Working Papers
Strategic Complexity under Mandated Disclosure. [Draft]
Revision Requested at Journal of Industrial Economics
This paper studies the effect of mandated disclosure policies when firms can use unnecessary complexity to withhold relevant information from consumers endowed with a private outside option. When the cost that consumers have to pay to solve the complexity is too high, mandated disclosure policies are completely ineffective and firms are de facto allowed to decide which information is disclosed and which one is censored. In contrast, when consumers can afford to pay the cost that enable them to understand the complex information, the effectiveness of the policy depends on the distribution of their outside option, along with the level of the cost. This paper derives simple conditions for consumers' optimal strategy and exploits them to define an algorithm that identifies the optimal disclosure rule under general distributional assumption. These findings can inform regulators about the heterogeneous efficacy of mandated disclosure policies in different contexts.
Hiding a Flaw: A Lab Experiment on Multi-Dimensional Information Disclosure, with M. Leccese. [Draft]
Economic agents often have private verifiable information about multiple attributes characterizing their product or service. Since selectively disclosing only certain attributes can make information withholding more salient, we experimentally study how the dimensionality of the information space affects receivers’ skepticism about undisclosed information and hence senders’ disclosure incentives. We find that increasing the number of attributes from one to two leads to more disclosure of unfavorable information. By eliciting players’ beliefs, we show that this effect is driven by senders expecting more skepticism about undisclosed dimensions. Nonetheless, receivers do not exhibit any significant behavior change, making senders’ strategy sub-optimal.
The Selective Disclosure of Evidence: an Experiment, with G. Fréchette, A. Ispano, A. Lizzeri and J. Perego. [Draft]
We conduct an experimental analysis of selective disclosure in communication. In our model, an informed sender aims to influence a receiver by disclosing verifiable evidence that is selected from a larger pool of available evidence. Our experimental design leverages the rich comparative statics predictions of this model, enabling a systematic test of the relative importance of evidence selection versus evidence concealment in communication. Our findings confirm the key qualitative predictions of the theory, suggesting that selection, rather than concealment, is often the dominant distortion in communication. We also identify deviations from the theory: A minority of senders overcommunicate relative to predictions, while some receivers partially neglect the selective nature of the evidence they observe.

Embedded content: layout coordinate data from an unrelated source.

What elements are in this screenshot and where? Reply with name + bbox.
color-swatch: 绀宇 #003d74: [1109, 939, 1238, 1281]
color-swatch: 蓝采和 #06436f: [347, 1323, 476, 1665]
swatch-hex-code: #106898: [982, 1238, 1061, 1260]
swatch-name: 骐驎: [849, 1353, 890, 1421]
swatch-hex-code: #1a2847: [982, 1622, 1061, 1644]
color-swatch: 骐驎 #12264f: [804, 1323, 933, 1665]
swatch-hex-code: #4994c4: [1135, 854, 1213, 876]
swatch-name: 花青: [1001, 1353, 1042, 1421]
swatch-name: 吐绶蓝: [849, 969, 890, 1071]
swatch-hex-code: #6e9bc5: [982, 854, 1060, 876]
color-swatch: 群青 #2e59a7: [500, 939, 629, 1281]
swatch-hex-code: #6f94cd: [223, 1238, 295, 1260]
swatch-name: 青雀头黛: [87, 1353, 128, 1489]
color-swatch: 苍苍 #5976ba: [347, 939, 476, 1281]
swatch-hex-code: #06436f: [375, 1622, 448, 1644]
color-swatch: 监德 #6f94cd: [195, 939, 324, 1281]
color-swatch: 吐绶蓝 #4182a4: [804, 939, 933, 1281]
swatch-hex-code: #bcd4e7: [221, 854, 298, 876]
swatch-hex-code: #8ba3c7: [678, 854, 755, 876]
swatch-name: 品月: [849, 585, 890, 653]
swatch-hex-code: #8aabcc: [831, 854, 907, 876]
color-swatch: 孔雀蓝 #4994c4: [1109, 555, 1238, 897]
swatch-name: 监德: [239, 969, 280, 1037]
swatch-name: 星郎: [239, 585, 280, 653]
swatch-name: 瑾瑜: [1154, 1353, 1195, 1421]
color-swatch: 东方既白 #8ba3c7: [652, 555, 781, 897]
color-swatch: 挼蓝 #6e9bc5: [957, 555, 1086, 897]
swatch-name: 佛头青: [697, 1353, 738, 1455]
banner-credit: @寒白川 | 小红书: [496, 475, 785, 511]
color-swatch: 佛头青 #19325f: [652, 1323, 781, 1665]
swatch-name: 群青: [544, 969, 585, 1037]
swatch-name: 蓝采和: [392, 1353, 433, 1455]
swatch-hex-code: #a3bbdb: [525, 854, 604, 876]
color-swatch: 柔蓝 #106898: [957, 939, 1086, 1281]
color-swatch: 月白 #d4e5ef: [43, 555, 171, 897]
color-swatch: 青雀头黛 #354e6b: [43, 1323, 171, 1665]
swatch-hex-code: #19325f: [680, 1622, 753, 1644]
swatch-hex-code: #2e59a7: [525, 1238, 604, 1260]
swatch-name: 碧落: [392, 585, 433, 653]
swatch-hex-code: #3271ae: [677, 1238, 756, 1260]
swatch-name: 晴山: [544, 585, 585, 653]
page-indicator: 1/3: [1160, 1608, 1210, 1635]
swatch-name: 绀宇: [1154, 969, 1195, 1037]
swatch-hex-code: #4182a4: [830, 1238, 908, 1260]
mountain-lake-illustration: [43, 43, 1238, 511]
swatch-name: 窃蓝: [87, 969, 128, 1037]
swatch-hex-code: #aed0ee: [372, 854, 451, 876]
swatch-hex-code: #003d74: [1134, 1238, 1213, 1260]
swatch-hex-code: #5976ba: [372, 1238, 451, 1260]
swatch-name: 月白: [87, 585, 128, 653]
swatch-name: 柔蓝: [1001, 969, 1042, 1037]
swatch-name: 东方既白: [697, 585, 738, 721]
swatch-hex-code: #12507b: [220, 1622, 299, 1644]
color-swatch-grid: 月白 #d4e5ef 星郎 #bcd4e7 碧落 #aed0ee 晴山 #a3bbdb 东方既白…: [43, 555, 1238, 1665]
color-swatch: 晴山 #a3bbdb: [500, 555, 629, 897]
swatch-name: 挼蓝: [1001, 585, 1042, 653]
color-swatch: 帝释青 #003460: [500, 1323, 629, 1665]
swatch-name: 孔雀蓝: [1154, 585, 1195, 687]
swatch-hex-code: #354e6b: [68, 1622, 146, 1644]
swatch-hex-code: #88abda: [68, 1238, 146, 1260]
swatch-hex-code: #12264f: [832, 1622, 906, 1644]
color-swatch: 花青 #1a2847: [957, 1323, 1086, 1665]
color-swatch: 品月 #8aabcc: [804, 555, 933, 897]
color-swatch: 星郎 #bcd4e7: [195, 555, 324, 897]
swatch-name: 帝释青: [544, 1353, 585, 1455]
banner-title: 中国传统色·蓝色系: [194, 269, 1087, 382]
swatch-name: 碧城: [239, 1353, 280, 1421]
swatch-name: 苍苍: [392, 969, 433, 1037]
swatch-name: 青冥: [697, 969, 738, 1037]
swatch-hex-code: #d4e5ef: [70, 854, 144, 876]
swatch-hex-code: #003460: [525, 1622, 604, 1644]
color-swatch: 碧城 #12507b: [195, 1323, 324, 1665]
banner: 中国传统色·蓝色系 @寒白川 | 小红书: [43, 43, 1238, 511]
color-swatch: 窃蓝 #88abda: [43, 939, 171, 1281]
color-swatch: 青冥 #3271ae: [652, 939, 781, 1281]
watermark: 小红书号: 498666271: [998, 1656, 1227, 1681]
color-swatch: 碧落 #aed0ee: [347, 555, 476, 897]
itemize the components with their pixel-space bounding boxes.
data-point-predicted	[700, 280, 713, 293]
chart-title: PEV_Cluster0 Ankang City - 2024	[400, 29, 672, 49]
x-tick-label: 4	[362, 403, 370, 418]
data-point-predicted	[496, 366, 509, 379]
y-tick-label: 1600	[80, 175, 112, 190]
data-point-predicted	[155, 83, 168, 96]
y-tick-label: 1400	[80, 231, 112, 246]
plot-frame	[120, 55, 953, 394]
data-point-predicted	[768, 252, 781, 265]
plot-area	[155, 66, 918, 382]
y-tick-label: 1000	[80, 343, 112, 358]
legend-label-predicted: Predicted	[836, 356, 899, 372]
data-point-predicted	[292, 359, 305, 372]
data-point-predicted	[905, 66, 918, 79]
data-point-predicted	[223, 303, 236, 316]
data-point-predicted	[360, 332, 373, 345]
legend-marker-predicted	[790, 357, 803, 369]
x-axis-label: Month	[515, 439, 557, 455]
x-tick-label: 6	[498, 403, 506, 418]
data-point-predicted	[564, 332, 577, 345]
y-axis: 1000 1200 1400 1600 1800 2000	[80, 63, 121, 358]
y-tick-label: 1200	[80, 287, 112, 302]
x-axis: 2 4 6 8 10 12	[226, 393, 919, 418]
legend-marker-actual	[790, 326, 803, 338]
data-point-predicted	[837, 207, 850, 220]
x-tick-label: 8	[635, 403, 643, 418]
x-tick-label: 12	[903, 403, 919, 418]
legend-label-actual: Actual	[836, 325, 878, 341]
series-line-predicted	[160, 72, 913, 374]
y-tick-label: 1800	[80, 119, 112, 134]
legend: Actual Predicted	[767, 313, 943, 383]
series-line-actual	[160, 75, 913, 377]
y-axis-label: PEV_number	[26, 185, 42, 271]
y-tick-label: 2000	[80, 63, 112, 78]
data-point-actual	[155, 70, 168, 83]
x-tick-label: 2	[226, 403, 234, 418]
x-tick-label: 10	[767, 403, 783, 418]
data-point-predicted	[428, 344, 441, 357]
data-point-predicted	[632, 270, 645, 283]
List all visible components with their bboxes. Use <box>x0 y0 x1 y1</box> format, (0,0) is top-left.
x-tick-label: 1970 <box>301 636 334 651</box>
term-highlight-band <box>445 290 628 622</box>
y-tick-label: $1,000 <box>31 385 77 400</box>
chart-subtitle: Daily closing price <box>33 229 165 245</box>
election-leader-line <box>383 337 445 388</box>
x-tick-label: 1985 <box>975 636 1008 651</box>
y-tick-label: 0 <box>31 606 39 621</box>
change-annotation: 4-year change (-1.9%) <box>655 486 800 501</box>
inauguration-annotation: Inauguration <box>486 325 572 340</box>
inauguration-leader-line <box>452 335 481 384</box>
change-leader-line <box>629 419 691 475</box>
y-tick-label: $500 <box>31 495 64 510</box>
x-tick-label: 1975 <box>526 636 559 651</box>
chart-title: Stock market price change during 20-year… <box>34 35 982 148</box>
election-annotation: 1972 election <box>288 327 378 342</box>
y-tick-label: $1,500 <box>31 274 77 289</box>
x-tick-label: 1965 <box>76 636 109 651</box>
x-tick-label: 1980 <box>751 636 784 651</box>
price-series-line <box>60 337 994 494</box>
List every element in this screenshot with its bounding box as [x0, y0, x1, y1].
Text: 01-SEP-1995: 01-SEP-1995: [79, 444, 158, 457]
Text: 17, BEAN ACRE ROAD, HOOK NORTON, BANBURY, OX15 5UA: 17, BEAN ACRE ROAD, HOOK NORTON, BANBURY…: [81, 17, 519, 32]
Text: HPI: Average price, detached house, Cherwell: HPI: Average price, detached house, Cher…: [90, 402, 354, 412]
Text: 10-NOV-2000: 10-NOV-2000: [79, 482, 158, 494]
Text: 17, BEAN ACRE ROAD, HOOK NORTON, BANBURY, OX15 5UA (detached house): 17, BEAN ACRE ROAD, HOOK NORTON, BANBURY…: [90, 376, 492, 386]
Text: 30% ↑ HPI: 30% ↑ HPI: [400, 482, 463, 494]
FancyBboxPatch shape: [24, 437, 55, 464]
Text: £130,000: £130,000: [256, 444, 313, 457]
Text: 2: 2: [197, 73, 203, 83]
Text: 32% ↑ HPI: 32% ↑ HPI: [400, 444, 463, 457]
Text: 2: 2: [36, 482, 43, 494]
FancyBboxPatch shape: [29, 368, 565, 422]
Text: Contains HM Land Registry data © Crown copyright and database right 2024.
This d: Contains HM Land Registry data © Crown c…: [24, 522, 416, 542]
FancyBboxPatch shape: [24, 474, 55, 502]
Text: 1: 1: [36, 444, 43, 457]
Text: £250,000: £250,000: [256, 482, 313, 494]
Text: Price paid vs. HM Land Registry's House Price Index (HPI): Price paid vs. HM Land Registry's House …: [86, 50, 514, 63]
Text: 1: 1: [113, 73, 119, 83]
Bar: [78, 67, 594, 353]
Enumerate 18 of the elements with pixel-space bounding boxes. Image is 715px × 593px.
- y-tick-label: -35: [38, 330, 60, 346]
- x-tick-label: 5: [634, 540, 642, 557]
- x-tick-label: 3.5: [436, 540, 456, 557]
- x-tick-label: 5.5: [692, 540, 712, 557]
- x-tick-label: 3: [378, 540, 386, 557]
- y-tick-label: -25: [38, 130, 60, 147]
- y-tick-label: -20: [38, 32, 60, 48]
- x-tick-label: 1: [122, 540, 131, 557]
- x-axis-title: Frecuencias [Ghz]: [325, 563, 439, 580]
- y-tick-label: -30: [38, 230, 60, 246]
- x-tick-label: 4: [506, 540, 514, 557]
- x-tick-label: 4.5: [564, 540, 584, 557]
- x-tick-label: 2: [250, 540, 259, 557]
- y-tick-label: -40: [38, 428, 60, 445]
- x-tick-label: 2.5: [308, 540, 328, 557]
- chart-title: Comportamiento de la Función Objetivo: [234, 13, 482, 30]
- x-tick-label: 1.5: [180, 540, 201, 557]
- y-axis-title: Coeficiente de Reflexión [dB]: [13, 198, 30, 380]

Disclosure of Complex Information. Draft coming soon.
In a communication game between a privately informed sender and a population of heterogeneous receivers, this paper studies sender's disclosure decisions when information is intrinsically complex and the sender can choose both the content of the disclosure and the receivers' information acquisition cost. First, it shows that the existence of a share of receivers suffering from selection neglect makes excessive information production and obfuscation robust equilibrium predictions. Then, the model is extended to study how information production changes with sender's competition. Competition is modeled through an exogenous outside option available to the receiver. The main finding is that the volume of information and obfuscation are non-monotonic in the outside option, first increasing and then decreasing. For low values of the outside option, unsophisticated receivers tend to mistakenly overestimate the value of information, while sophisticated receivers tend to stay uninformed. This dynamic allows the informed party to extract rent through information manipulation and it has negative effects on the welfare of the uninformed parties. This suggests that understanding the effect of information design on information acquisition choices is crucial as policies will affect the different types of buyers in different ways.
Work in Progress
The Value of Commitment in Communication: An Experimental Analysis.
Cursed Information Acquisition, with K. Singh.